Brothers sentenced to 60 days in jail for beating business rival
January 6, 2012
Once facing life in prison, brothers Giuseppe and Girolamo D’Anna were sentenced to 60 days in Macomb County Jail Jan. 6.
Stemming from an incident in which Giuseppe D’Anna beat a business rival with a baseball bat April 28, 2011, while Girolamo D’Anna watched, the pair had pleaded no contest to reduced assault with a dangerous weapon charges Oct. 27 in Macomb County Circuit Court.
“(Giuseppe D’Anna) is being responsible,” defense attorney James Thomas said at the Jan. 6 sentencing before Judge Richard Caretti at Macomb County Circuit Court. “He acknowledges he acted wrong.”
Thomas and Girolamo D’Anna’s defense attorney, Vincenzo Manzella, contended that the no contest plea to assault with a dangerous weapon was an admission of wrongdoing but urged the judge not to disregard their clients’ previous clean records.
“It’s mortifying,” Girolamo D’Anna said. “We wish we never been here.”
The defense attested to the brothers’ history as members of the community and loving fathers, and said the beating was, in Thomas’ words, “an isolated event borne out of the economy.”
“(Girolamo D’Anna) filed for Chapter 7 bankruptcy,” Manzella said. “This event is where he bottomed out.”
The assault took place after the brothers approached the victim, Pietro Ventimiglia, over the expansion of his restaurant, Nonna’s Italian Kitchen, located just south of the D’Anna’s restaurant, Tiramisu Su Ristorante on Schoenherr Road.
“(Pietro Ventimiglia) always wants to do more and adding 50 seats next door was going to do that for (Nonna’s Italian Kitchen),” the victim’s wife, Maria Ventimiglia, said while she spoke for her husband at the sentencing. “The D’Anna brothers approached him, and he was in for a brutal awakening.”
The victim’s family presented the judge with photos of the injuries that followed his being struck 11 times with an aluminum baseball bat after what the defendants claimed was a “discussion” gone awry.
“My intent was never to hurt anybody,” Girolamo D’Anna said. “There was no intent to hurt him. It started out as a regular discussion between people then it got out of hand.”
Macomb County Assistant Prosecutor Bill Cataldo did not share that view of the assault.
“When you go to the discussion with a bat, it’s real clear that it’s going to get out of hand,” Cataldo said.
Manzella asked for the court to allow his client to serve his sentence on weekends since he was, in the defense’s eyes, “the less culpable of the two defendants.”
“(Girolamo D’Anna) did offer some aid to Mr. Ventimiglia,” said Manzella, whose request for weekend service was denied. “He got a towel and some ice for Mr. Ventimiglia.”
The original charges against the brothers were assault with intent to murder, a life felony, 20-year felony extortion charges and 10-year felony witness intimidation charges.
“My husband is strong and he prayed for the strength to drive himself to a hospital, so I could have my husband, best friend and my children’s father,” Maria Ventimiglia said.

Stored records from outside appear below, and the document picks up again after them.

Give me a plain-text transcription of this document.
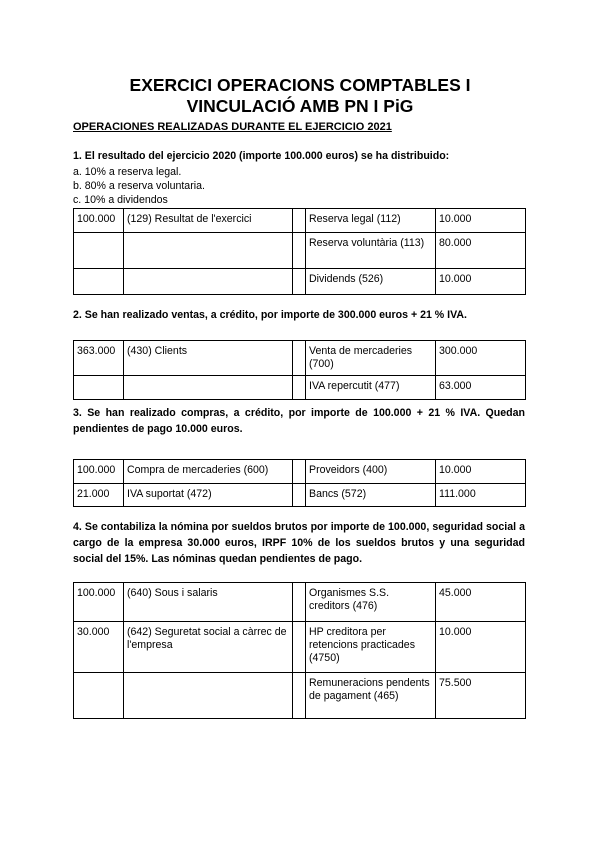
EXERCICI OPERACIONS COMPTABLES I
VINCULACIÓ AMB PN I PiG
OPERACIONES REALIZADAS DURANTE EL EJERCICIO 2021
1. El resultado del ejercicio 2020 (importe 100.000 euros) se ha distribuido:
a. 10% a reserva legal.
b. 80% a reserva voluntaria.
c. 10% a dividendos
100.000	(129) Resultat de l'exercici		Reserva legal (112)	10.000
			Reserva voluntària (113)	80.000
			Dividends (526)	10.000
2. Se han realizado ventas, a crédito, por importe de 300.000 euros + 21 % IVA.
363.000	(430) Clients		Venta de mercaderies (700)	300.000
			IVA repercutit (477)	63.000
3. Se han realizado compras, a crédito, por importe de 100.000 + 21 % IVA. Quedan pendientes de pago 10.000 euros.
100.000	Compra de mercaderies (600)		Proveidors (400)	10.000
21.000	IVA suportat (472)		Bancs (572)	111.000
4. Se contabiliza la nómina por sueldos brutos por importe de 100.000, seguridad social a cargo de la empresa 30.000 euros, IRPF 10% de los sueldos brutos y una seguridad social del 15%. Las nóminas quedan pendientes de pago.
100.000	(640) Sous i salaris		Organismes S.S. creditors (476)	45.000
30.000	(642) Seguretat social a càrrec de l'empresa		HP creditora per retencions practicades (4750)	10.000
			Remuneracions pendents de pagament (465)	75.500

“I’ll never forget when I looked into his eyes, and he whispered to me his promise to me that he would never leave me a single mother.”
Maria Ventimiglia said her husband currently suffers from post-traumatic stress disorder and anxiety and has withdrawn from everyday life because of the assault.

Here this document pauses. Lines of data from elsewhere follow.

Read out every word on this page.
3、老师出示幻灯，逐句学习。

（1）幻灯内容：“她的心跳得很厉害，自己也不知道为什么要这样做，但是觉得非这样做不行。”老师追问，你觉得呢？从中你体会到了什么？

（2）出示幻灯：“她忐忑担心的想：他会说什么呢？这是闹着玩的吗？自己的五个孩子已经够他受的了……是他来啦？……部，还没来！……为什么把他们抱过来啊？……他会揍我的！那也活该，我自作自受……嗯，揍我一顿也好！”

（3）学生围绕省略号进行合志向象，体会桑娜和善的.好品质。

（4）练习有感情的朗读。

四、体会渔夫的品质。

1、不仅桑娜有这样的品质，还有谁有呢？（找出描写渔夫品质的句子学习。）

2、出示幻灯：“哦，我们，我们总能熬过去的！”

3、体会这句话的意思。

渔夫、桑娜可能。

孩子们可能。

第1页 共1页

“He missed his father’s funeral in Italy because he was scared to leave us,” Maria Ventimiglia said. “Our lives will never be the same.”
Thomas disputed the severity of Pietro Ventimiglia’s injuries at the sentencing and cited a “mild concussion” as the only injury that appeared in medical records.

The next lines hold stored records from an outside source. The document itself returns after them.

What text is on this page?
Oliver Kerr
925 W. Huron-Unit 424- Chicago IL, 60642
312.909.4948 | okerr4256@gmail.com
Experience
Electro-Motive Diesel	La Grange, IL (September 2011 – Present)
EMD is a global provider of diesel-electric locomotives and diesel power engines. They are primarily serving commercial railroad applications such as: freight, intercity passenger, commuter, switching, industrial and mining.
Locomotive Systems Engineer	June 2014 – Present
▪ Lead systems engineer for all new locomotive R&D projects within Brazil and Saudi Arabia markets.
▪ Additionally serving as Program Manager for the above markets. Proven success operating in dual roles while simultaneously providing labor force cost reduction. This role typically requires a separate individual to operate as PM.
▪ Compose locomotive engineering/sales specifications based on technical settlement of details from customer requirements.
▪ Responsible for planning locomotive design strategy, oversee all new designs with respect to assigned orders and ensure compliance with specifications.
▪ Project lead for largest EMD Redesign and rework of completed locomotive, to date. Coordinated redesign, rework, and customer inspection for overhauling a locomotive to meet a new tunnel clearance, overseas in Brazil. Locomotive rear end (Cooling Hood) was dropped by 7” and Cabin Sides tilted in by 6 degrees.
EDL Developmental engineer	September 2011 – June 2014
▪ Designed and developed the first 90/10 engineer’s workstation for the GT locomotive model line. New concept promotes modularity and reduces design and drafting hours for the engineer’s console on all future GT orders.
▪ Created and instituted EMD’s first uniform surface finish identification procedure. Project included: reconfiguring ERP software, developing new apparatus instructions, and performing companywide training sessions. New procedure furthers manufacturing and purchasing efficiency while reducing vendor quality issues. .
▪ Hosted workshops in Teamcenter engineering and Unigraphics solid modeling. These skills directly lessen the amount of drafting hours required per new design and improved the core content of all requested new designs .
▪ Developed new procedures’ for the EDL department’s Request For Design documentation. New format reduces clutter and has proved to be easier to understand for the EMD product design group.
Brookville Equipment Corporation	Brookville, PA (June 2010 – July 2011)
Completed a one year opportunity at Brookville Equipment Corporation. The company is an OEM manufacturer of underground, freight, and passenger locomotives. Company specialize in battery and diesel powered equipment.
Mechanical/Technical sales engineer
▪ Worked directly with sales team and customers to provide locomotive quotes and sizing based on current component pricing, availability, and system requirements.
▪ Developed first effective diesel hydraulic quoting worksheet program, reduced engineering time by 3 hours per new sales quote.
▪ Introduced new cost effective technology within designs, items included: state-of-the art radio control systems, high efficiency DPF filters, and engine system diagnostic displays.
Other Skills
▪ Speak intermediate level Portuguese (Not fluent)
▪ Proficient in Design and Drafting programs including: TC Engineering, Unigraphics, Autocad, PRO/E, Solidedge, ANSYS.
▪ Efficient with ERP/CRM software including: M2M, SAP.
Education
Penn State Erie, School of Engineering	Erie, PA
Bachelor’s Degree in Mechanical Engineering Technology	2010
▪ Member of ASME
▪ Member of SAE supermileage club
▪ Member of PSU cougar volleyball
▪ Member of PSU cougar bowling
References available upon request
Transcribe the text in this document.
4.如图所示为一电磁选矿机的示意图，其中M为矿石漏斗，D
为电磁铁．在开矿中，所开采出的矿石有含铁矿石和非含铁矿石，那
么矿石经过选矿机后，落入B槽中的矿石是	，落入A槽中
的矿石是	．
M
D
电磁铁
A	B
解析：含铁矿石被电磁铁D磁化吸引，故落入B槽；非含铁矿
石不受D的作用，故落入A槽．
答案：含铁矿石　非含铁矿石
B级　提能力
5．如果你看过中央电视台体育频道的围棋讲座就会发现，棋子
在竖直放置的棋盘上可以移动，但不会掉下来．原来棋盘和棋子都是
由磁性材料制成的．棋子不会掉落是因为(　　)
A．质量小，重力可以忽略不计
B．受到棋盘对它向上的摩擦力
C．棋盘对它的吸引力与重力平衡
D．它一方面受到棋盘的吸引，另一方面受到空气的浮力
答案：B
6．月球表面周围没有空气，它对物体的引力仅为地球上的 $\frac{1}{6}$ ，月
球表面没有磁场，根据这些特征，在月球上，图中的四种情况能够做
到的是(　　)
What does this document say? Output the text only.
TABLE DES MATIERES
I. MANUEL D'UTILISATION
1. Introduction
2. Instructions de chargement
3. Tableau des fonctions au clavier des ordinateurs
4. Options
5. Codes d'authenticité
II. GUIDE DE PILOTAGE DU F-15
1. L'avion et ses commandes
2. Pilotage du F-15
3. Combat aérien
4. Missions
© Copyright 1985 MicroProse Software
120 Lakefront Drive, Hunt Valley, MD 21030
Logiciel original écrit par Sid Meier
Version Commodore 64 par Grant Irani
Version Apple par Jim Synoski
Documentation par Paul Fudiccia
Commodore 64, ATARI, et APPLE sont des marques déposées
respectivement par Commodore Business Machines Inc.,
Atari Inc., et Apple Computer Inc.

“I cannot deny the emotions the victim’s wife experienced,” Thomas said. “We know from a very early stage the victim retained an attorney. We wanted to go forward, but, with the potential for civil liability, matters got carried away.
“A crime was committed, and we acknowledge that,” Thomas added. “The medical records show he left the hospital after two hours. (The hospital) completed CAT scans, and they were all negative. He was discharged with no medication.”
In his sentencing, Caretti said he weighted the testimony he received from the victim’s family, as well as the family of the defendants.
“This brutal crime appears out of character, but it is still (appalling),” Caretti said as he gave the 60-day sentences jointly along with three years of probation and 90-day periods on electronic tethers.
He also ordered the defendants to pay restitution, which was to be decided at a later date, as well as court costs, and he barred the defendants from having any contact with the victim or his family.